In an analysis by JPMorgan Chase into strategic default, analysts found 60 percent of all defaults were strategic by the middle of 2009–that’s more than double the percentage in January 2008.

However, the number has been decreasing. Analysts say that strategic defaults now make up less than 30 percent of all defaults (or 10,000 strategic defaults compared to 20,000 from one year ago) and that borrowers who are delinquent more than 90 days have even “lesser strategic delinquencies.”

“Overall, strategic defaults have stabilized as home prices flattened and initial jobless claims declined,” analysts say.

About 42 percent of underwater borrowers–those who owe more on their mortgage than their home is currently worth–remain current on their mortgage, according to the JPMorgan Chase analysts.

“Of course, the moral hazard of potential strategic defaults in the future is still present,” analysts say. “Even though these borrowers have not been defaulting in large numbers, the event risk remains that they could.”


Rising gas prices have spurred homebuyers to look for homes that offer shorter commute times to work, according to a survey of Coldwell Banker Real Estate professionals.

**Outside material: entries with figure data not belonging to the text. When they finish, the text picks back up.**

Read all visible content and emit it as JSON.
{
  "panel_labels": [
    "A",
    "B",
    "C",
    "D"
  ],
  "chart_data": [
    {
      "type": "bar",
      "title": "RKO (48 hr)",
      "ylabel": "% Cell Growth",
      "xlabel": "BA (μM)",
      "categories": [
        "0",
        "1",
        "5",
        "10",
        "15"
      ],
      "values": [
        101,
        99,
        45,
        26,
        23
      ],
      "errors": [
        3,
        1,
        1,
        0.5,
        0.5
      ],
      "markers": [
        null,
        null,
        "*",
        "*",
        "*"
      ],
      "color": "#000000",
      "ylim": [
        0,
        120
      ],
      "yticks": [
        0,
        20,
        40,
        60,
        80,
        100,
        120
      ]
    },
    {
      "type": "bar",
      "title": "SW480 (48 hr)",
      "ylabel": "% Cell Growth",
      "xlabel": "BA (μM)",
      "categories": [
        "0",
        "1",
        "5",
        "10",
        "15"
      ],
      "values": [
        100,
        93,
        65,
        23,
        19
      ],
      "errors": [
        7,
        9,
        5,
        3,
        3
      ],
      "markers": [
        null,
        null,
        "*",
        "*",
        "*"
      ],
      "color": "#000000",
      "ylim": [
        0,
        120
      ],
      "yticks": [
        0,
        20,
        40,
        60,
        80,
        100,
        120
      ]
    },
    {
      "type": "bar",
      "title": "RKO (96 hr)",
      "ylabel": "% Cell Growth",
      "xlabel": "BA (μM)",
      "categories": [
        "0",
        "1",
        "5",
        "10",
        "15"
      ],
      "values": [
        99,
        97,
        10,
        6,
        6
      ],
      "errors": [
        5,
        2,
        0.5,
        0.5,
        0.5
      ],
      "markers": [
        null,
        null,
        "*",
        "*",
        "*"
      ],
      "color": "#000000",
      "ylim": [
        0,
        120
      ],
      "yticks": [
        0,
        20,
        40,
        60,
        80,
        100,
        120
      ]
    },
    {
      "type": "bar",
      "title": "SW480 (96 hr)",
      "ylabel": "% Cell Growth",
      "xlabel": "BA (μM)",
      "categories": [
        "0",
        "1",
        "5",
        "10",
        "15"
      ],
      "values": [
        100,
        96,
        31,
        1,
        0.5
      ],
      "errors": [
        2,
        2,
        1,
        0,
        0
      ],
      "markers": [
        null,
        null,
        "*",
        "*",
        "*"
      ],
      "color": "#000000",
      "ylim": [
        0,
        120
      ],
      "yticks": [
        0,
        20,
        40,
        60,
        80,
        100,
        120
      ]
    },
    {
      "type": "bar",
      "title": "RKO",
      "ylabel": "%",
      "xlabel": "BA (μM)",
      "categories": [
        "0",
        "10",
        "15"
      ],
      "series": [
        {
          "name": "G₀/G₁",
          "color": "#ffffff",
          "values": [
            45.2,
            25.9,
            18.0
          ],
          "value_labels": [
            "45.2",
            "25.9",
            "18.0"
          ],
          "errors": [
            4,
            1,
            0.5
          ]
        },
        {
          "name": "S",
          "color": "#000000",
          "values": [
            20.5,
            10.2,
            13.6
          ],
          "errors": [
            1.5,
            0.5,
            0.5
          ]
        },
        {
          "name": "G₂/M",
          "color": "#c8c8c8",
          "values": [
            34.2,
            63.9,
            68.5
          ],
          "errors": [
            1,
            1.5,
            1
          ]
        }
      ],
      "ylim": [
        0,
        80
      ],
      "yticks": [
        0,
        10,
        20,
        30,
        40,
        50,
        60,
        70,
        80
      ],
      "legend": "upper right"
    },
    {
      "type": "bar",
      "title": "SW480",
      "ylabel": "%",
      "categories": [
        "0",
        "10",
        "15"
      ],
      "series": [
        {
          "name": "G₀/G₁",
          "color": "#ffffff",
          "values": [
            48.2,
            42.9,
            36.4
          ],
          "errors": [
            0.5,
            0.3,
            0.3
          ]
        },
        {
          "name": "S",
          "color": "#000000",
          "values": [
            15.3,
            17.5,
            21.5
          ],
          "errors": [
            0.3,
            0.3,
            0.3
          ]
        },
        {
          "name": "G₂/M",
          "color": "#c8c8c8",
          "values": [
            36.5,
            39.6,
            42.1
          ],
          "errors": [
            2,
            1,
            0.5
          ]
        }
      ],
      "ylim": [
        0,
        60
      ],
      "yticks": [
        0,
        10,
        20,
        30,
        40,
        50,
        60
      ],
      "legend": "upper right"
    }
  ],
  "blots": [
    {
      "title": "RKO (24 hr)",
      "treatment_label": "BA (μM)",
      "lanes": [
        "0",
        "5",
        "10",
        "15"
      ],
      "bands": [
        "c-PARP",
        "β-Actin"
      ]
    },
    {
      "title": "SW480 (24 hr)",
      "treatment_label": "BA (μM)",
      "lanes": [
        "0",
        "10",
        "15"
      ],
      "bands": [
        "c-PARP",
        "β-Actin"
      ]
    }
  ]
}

The company conducted the survey online between April 28 and May 3, 2011, and garnered responses from 1,188 Coldwell Banker real estate professionals.

Three-quarters of respondents said the recent jump in gas prices had influenced where their clients chose to live. The main client concern was commute time to work: 89 percent of respondents said buyers look for homes closer to work and 93 percent said a continued rise in gas prices would prompt more homebuyers to choose to live where commute times are shorter.

Almost half (45 percent) of respondents said buyers are choosing homes closer to shops and services as a result of higher gas prices.

According to 77 percent of respondents, more buyers are interested in having a home office compared to five years ago. Of those respondents, 68 percent said the high cost of gas is one reason behind the trend.

“The decision to buy a home has always been tailored around the personal, multifaceted lifestyle needs of each buyer,” said Jim Gillespie, Coldwell Banker Real Estate’s CEO, in a statement.

“Today, rising fuel costs and a person’s decision to commute or perhaps work remotely are additional factors of the decision homebuyers must consider.”

Respondents also attributed a rise in interest in urban living at least partially to increasing gas prices. Some 56 percent of respondents said they had noticed more homebuyers interested in living in cities compared to five years ago.

Of those respondents, 81 percent said a desire to reduce gas spending was a factor, and 93 percent agreed or strongly agreed that the desire for shorter commutes was a factor.

Other reasons noted for the increased enthusiasm for city living were “having everything at your fingertips” (91 percent strongly agreed or disagreed), “being able to walk to places” (76 percent), and “being near public transportation” (52 percent).